Wetten, dass..? vom 5. November

A while ago I started to turn a normal Eastsheen 5x5 into a "super 5x5". On a normal 5x5, there are lots of pieces that look the same and when you solve the 5x5 they can be swapped because you can't tell them apart. To solve a super 5x5, every single piece has to be returned to the exact initial position and orientation. Even the centers have to be placed correctly. My way of making this visible is to cut and swap parts of the stickers:

Update: Chris (the man behind cubesmith.com) now produces professional stickers with this design, taking it even further and making restickering a lot easier and better.

solved super 5x5 scrambled super 5x5

Since the "normal" stickers already peel off easily and I had cut them into even smaller pieces, I decided to protect them somehow. I tried this on smaller cubes, though (mainly on tiny Eastsheen 2x2's). The major "test" I tried was to rub two protected stickers against each other, which should not feel sticky at all. First I tried two kinds of nailpolish. Even after several weeks they didn't pass my test. I tried putting them under a lamp (normal and infrared) and in the sun to make it warm, but it didn't help much (well, I scorched a cube ;-). Afterwards I tried two kinds of painting varnishes. One of them was ok after waiting a few weeks, but still not great. Then a woman in a painting store suggested using boat varnish because that's superstrong. So I went to a home improvement store to get some, but everybody told me (and it was indeed written on them) that they're no good for plastic. So finally I arrived at glues. First I tried a "normal" strong glue, which looked good but then turned out to be easy to rub off. Then I tried super glue, with which I'm extremely happy now. The one I used has some integrated brush which makes applying it very easy. It's from Henkel, the name is "Blitzpinsel" (German for "Lightningbrush"), solvent-free and contains cyanacrylat (my dad even says it's the only ingredient), amount is 5g. I painted all stickers, but very thin. Always two opposite faces at a time. It's somewhat dry after a few minutes and after a day (probably a lot earlier) it's completely dry. And it's rock hard. If I really try to and use a sharp knife, I could damage the stickers. But if I just play with it normally then I think they're 100% protected. On the left picture you can see the brush and the green and blue faces after they were painted. I've put adhesive tape upside down on CD shells, this way I can let the pieces stay straight so that the faces are perfectly horizontal. I put a piece on it *after* painting it, though. On the right picture you can see the different stuff I tried, in chronological order.
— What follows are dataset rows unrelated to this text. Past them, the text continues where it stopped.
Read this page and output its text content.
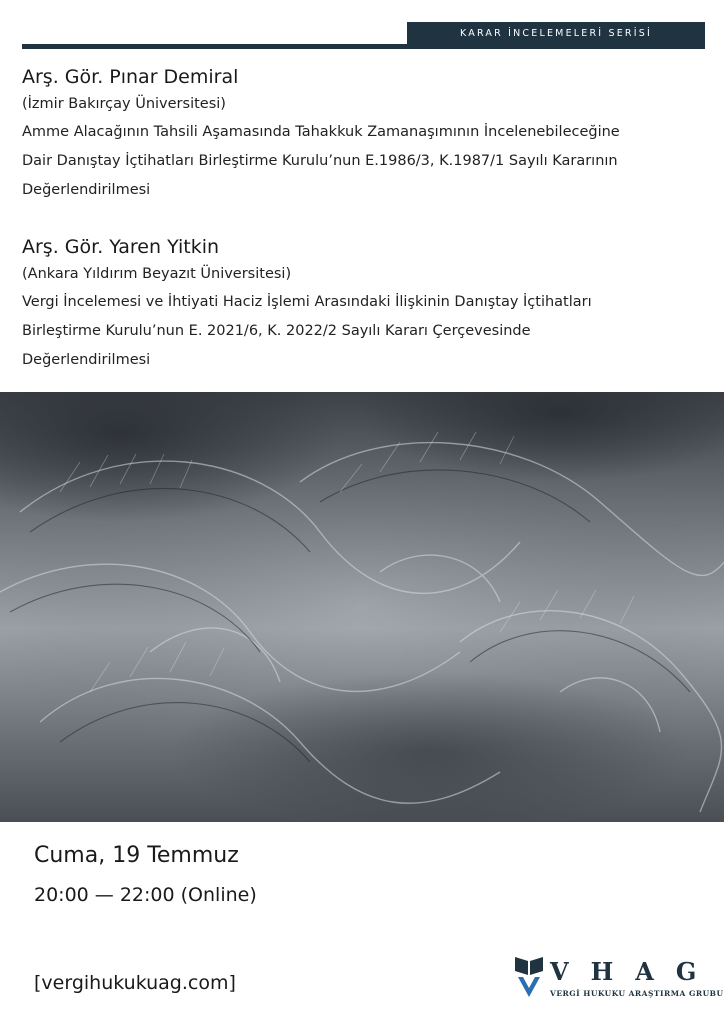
KARAR İNCELEMELERİ SERİSİ
Arş. Gör. Pınar Demiral
(İzmir Bakırçay Üniversitesi)
Amme Alacağının Tahsili Aşamasında Tahakkuk Zamanaşımının İncelenebileceğine
Dair Danıştay İçtihatları Birleştirme Kurulu’nun E.1986/3, K.1987/1 Sayılı Kararının
Değerlendirilmesi
Arş. Gör. Yaren Yitkin
(Ankara Yıldırım Beyazıt Üniversitesi)
Vergi İncelemesi ve İhtiyati Haciz İşlemi Arasındaki İlişkinin Danıştay İçtihatları
Birleştirme Kurulu’nun E. 2021/6, K. 2022/2 Sayılı Kararı Çerçevesinde
Değerlendirilmesi
Cuma, 19 Temmuz
20:00 — 22:00 (Online)
[vergihukukuag.com]	VHAG
VERGİ HUKUKU ARAŞTIRMA GRUBU
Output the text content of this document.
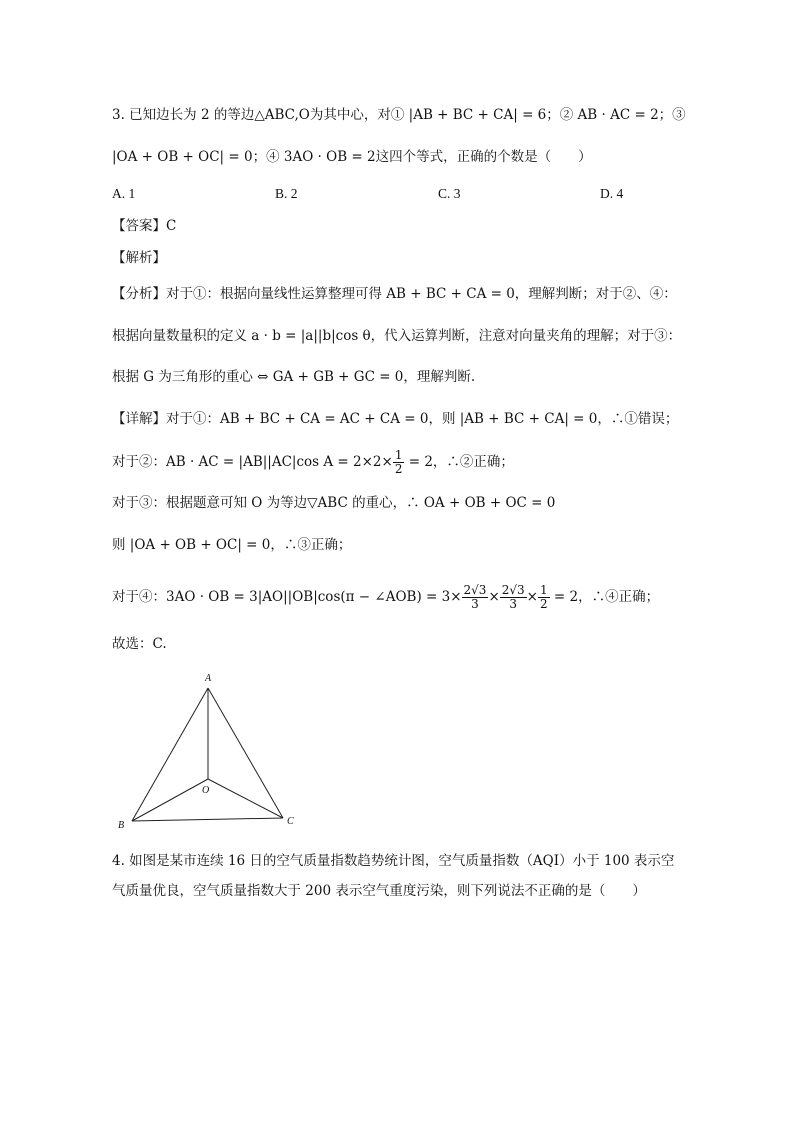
3. 已知边长为 2 的等边△ABC,O为其中心，对① |AB + BC + CA| = 6；② AB · AC = 2；③
|OA + OB + OC| = 0；④ 3AO · OB = 2这四个等式，正确的个数是（　　）
A. 1	B. 2	C. 3	D. 4
【答案】C
【解析】
【分析】对于①：根据向量线性运算整理可得 AB + BC + CA = 0，理解判断；对于②、④：
根据向量数量积的定义 a · b = |a||b|cos θ，代入运算判断，注意对向量夹角的理解；对于③：
根据 G 为三角形的重心 ⇔ GA + GB + GC = 0，理解判断.
【详解】对于①：AB + BC + CA = AC + CA = 0，则 |AB + BC + CA| = 0，∴①错误；
对于②：AB · AC = |AB||AC|cos $A = 2\times 2\times \frac{1}{2} = 2$，∴②正确；
对于③：根据题意可知 O 为等边▽ABC 的重心，∴ OA + OB + OC = 0
则 |OA + OB + OC| = 0，∴③正确；
对于④：3AO · OB = 3|AO||OB|cos(π − ∠AOB) = $3\times \frac{2√3}{3} \times \frac{2√3}{3} \times \frac{1}{2} = 2$，∴④正确；
故选：C.
A
B	C
O
4. 如图是某市连续 16 日的空气质量指数趋势统计图，空气质量指数（AQI）小于 100 表示空
气质量优良，空气质量指数大于 200 表示空气重度污染，则下列说法不正确的是（　　）
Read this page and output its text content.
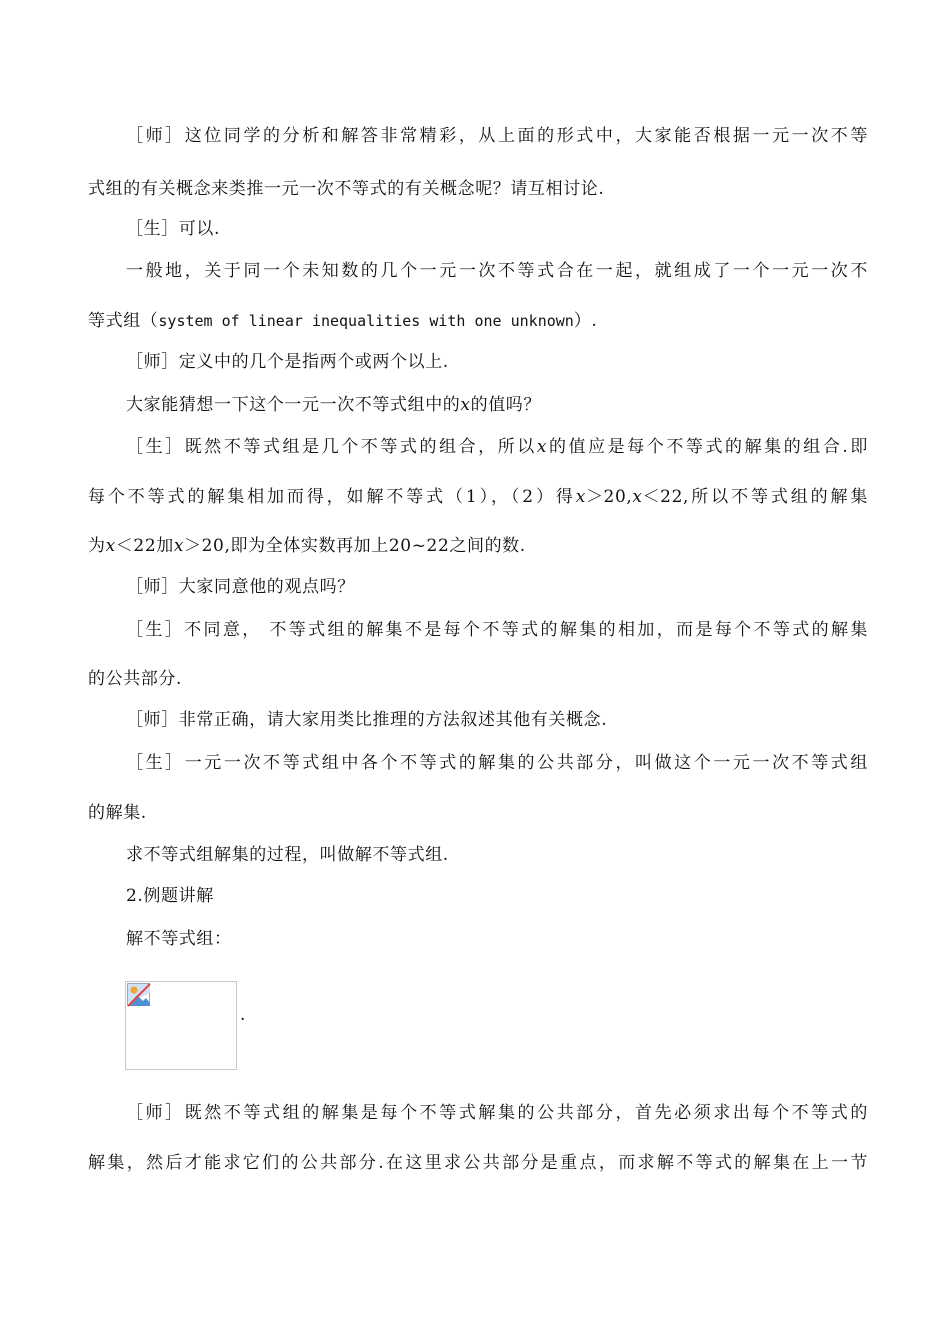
［师］这位同学的分析和解答非常精彩，从上面的形式中，大家能否根据一元一次不等
式组的有关概念来类推一元一次不等式的有关概念呢？请互相讨论.
［生］可以.
一般地，关于同一个未知数的几个一元一次不等式合在一起，就组成了一个一元一次不
等式组（system of linear inequalities with one unknown）.
［师］定义中的几个是指两个或两个以上.
大家能猜想一下这个一元一次不等式组中的x的值吗？
［生］既然不等式组是几个不等式的组合，所以x的值应是每个不等式的解集的组合.即
每个不等式的解集相加而得，如解不等式（1），（2）得x＞20,x＜22,所以不等式组的解集
为x＜22加x＞20,即为全体实数再加上20~22之间的数.
［师］大家同意他的观点吗？
［生］不同意， 不等式组的解集不是每个不等式的解集的相加，而是每个不等式的解集
的公共部分.
［师］非常正确，请大家用类比推理的方法叙述其他有关概念.
［生］一元一次不等式组中各个不等式的解集的公共部分，叫做这个一元一次不等式组
的解集.
求不等式组解集的过程，叫做解不等式组.
2.例题讲解
解不等式组：
.
［师］既然不等式组的解集是每个不等式解集的公共部分，首先必须求出每个不等式的
解集，然后才能求它们的公共部分.在这里求公共部分是重点，而求解不等式的解集在上一节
painting pieces with glue various glues

A wonderful side effect is that the stickers are a little glittering now. Not enough to be disturbing, just a little bit. Like on the left picture. I looove it. The right picture was taken under strange lighting, only to make the texture more visible.

slight glittering strong glittering

One day later I lubed my new baby. Took almost two hours, since I like to silicone-paint each cubie separately using a paintbrush. Overall it took many hours cutting/moving the stickers, making new orange stickers, finding/testing varnishes, glue-painting and lubing. Also the varnishes/glues together cost more than the cube. But it was well-worth the time and money. I would (and probably will) do it again. Now that I know what to do it should be much easier.